Il résulte de l’ensemble des développements que Mme [X] disposait d’un délai de 6 mois pour formuler un recours contre la décision de préemption de la SAFER, ce à compter de la publicité faite en [R] jusqu’au 19 juillet 2022. Elle avait donc jusqu’au 19 janvier 2023 au plus tard pour saisir la présente juridiction. Néanmoins, la SAFER DES PAYS DE LOIRE n’a été assignée que le 5 juin 2023, soit ultérieurement à cette date butoir.
Elle est donc forclose dans son action en nullité de la décision de préemption de la SAFER et son action sera déclarée irrecevable.
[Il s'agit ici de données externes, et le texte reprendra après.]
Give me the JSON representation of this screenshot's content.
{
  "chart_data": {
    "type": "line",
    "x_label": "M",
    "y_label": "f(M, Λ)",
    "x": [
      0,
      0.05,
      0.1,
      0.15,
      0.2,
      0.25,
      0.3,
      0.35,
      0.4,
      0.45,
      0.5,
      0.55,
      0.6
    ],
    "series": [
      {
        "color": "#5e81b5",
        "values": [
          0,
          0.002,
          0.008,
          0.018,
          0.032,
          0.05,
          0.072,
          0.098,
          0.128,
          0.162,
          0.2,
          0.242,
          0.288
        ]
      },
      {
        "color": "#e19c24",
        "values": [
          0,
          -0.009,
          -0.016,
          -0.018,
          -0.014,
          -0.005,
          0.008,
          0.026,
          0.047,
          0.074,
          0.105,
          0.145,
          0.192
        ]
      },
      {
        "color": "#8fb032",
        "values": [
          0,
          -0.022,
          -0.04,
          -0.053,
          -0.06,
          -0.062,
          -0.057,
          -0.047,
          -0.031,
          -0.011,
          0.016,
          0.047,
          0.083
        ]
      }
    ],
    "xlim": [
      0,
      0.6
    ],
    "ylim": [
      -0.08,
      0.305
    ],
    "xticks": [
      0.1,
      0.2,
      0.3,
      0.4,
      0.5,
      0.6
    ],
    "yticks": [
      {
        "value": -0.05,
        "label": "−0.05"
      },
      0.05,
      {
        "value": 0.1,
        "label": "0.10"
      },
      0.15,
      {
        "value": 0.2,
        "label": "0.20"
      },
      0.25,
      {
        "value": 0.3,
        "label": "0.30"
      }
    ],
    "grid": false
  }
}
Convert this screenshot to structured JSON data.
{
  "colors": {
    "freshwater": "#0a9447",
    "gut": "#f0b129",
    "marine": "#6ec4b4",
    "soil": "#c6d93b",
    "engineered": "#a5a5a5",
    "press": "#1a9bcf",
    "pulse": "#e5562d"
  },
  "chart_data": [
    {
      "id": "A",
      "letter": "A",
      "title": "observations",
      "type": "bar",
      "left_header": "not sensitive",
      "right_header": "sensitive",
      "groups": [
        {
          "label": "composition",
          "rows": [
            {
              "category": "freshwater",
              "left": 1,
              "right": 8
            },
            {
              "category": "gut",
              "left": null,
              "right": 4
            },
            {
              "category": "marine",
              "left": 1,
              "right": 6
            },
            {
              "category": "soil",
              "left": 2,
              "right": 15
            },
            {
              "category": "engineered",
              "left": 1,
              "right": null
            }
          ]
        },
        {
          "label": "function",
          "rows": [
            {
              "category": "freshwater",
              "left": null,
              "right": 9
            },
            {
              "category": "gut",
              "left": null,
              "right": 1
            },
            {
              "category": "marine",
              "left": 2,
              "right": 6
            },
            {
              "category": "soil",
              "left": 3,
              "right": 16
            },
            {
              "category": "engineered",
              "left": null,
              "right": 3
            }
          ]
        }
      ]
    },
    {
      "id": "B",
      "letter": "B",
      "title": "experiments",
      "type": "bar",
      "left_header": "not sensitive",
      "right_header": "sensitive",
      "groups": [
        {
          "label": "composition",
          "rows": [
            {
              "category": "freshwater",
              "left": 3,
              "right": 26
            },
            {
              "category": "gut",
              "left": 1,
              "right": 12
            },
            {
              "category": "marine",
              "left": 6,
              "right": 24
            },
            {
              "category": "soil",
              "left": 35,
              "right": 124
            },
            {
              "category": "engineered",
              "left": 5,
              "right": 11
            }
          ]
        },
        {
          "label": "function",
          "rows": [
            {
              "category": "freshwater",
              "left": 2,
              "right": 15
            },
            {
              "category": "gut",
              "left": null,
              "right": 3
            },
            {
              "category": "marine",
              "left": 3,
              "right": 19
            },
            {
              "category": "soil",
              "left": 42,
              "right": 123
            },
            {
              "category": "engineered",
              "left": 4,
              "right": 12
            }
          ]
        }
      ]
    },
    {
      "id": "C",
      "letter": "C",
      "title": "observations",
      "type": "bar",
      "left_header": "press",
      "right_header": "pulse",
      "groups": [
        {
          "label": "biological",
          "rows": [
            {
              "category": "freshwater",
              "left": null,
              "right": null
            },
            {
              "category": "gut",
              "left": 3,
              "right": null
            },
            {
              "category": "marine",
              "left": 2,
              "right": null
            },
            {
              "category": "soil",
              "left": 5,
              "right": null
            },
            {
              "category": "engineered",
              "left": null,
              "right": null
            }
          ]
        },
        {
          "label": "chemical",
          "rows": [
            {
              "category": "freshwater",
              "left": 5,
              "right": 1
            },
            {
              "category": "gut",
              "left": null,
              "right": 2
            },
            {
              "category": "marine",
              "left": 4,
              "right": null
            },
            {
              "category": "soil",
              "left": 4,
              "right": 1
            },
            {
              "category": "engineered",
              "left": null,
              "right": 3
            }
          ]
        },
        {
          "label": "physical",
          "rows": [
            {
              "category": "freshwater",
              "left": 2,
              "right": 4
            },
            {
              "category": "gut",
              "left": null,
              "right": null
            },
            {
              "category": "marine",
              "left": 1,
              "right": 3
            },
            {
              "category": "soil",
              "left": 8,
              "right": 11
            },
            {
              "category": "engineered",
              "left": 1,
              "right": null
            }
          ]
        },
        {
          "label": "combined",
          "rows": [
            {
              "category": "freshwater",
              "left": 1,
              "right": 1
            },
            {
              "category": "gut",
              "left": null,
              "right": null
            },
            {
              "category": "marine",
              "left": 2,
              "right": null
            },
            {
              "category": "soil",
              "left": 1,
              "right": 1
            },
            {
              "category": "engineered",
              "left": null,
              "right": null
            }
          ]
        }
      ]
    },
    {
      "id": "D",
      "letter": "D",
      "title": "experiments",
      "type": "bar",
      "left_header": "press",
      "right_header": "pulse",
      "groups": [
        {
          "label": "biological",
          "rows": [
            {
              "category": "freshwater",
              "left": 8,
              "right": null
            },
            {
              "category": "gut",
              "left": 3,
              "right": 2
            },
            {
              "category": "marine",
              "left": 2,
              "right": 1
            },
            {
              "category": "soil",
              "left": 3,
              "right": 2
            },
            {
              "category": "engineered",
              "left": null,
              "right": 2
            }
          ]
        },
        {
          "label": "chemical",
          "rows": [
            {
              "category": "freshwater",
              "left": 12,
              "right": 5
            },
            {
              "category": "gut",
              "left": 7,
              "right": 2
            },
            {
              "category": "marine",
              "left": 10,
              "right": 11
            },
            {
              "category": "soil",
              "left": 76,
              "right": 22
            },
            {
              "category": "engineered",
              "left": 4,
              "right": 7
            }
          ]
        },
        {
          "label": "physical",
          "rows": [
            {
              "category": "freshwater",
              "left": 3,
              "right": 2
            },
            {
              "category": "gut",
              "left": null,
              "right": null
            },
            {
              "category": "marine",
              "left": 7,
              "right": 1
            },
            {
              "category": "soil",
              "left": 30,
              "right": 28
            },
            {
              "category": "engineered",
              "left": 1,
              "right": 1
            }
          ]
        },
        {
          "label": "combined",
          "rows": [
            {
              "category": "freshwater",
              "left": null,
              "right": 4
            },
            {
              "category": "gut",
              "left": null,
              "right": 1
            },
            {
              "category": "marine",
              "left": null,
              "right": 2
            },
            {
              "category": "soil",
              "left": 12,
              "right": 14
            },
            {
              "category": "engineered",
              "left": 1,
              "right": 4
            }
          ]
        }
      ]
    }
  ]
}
Sur les demandes accessoires
Madame [P] [X], qui succombe, sera condamnée aux entiers dépens de l’instance ainsi qu’à la somme de 1.500 € au titre de l’article 700 du Code de procédure civile.
Par ces motifs,
Statuant publiquement par ordonnance contradictoire et susceptible d’appel,
FAISONS DROIT à la fin de non-recevoir tirée de la forclusion de l’action exercée par Madame [P] [X] à l’encontre de la SAFER DES PAYS DE LOIRE ;
DECLARONS en conséquence Madame [P] [X] irrecevable en sa demande de nullité de la préemption par la SAFER DES PAYS DE LOIRE sur les parcelles situées sur la commune de [Localité 28] (85), cadastré section B n°[Cadastre 2], [Cadastre 3], [Cadastre 4], [Cadastre 5], [Cadastre 6], [Cadastre 8], [Cadastre 9], [Cadastre 10], [Cadastre 11], [Cadastre 12], [Cadastre 13], [Cadastre 14], [Cadastre 15], [Cadastre 16], [Cadastre 17] et section BE n°[Cadastre 7], [Cadastre 18], [Cadastre 19], [Cadastre 21], et [Cadastre 22] ;
CONDAMNONS Madame [P] [X] aux entiers dépens ;
CONDAMNONS Madame [P] [X] à verser à la SAFER DES PAYS DE LA LOIRE la somme de 1.500 € au titre de l’article 700 du Code de procédure civile.
Ordonnance signée par Monsieur NGUEMA ONDO, Président, et par Madame MASSON, greffier.